Miranda shrugged her shoulders.
"I had no right to expect you would." She pushed out a foot in a polished shoe beyond the hem of her dress, contemplated it with great interest, and suddenly withdrew it with much circumstance of modesty. Then with an involuntary gesture of repugnance which Charnock did not understand, she went over to the window and stood looking out from it. From that position too she spoke.
"You promised that night, if you have not forgotten, at Lady Donnisthorpe's, on the balcony, to tell me about yourself, about those years you spent in Westminster." And Charnock broke in upon her speech in a voice of relief.
"I understand," said he.
"What?"
"You," he replied simply.
"Oh, I hope not," she returned; "for when a woman becomes intelligible to a man, he loses all--liking for her," and she spoke the word "liking" with extreme shyness as though there were a bolder word with which he might replace it if he chose. "Is not that the creed?"

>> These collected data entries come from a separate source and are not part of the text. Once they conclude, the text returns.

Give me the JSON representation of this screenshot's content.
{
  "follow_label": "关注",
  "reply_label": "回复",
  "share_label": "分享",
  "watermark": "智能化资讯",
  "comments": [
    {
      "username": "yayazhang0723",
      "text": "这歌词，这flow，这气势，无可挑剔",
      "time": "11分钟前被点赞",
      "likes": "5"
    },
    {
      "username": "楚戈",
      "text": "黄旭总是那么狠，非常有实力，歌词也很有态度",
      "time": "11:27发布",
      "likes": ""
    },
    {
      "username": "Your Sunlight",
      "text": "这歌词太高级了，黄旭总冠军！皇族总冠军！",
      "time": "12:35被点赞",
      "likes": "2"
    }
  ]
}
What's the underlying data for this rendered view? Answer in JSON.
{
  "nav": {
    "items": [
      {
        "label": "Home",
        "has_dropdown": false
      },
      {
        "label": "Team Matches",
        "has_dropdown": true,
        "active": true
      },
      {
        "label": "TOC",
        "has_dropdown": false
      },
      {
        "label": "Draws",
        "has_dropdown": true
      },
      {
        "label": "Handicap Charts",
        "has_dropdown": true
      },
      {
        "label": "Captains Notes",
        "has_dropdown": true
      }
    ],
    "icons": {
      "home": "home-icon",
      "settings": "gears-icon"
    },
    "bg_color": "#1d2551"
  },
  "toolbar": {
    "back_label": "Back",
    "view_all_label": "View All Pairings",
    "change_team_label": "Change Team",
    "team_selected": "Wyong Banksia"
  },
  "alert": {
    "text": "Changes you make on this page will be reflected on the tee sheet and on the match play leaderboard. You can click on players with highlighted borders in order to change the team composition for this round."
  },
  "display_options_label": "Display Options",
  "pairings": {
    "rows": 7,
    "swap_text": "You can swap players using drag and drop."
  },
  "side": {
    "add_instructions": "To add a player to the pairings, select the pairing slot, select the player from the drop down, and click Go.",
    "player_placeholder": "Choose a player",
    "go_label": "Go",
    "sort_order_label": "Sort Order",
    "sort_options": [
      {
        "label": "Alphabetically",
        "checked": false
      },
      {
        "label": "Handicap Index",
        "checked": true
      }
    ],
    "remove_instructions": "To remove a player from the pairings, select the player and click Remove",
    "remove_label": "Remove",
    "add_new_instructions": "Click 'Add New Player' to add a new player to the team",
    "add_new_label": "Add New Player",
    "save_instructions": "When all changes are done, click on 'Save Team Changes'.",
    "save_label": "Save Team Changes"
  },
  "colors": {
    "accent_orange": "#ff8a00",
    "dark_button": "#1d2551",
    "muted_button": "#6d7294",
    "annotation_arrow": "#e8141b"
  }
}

"A false creed," said he, and her eyes fell upon the open book. She uttered a startled exclamation, threw a quick glance at Charnock, closed the book and covered it with a newspaper.
"Let us go into the garden," said she; "and you shall talk to me of those years in which I am most interested."
"That I can understand," said he, and she glanced at him sharply, suspiciously, but there was no sarcasm in his accent. He had hit upon an explanation of the change in her. She stood in peril, she needed help, and very likely help of a kind which implied resource, which involved danger. She knew nothing of him, nothing of his capacity. It was no more than natural that he should require to know and that she should sound his years for the knowledge, before she laid him under the obligation of doing her a service.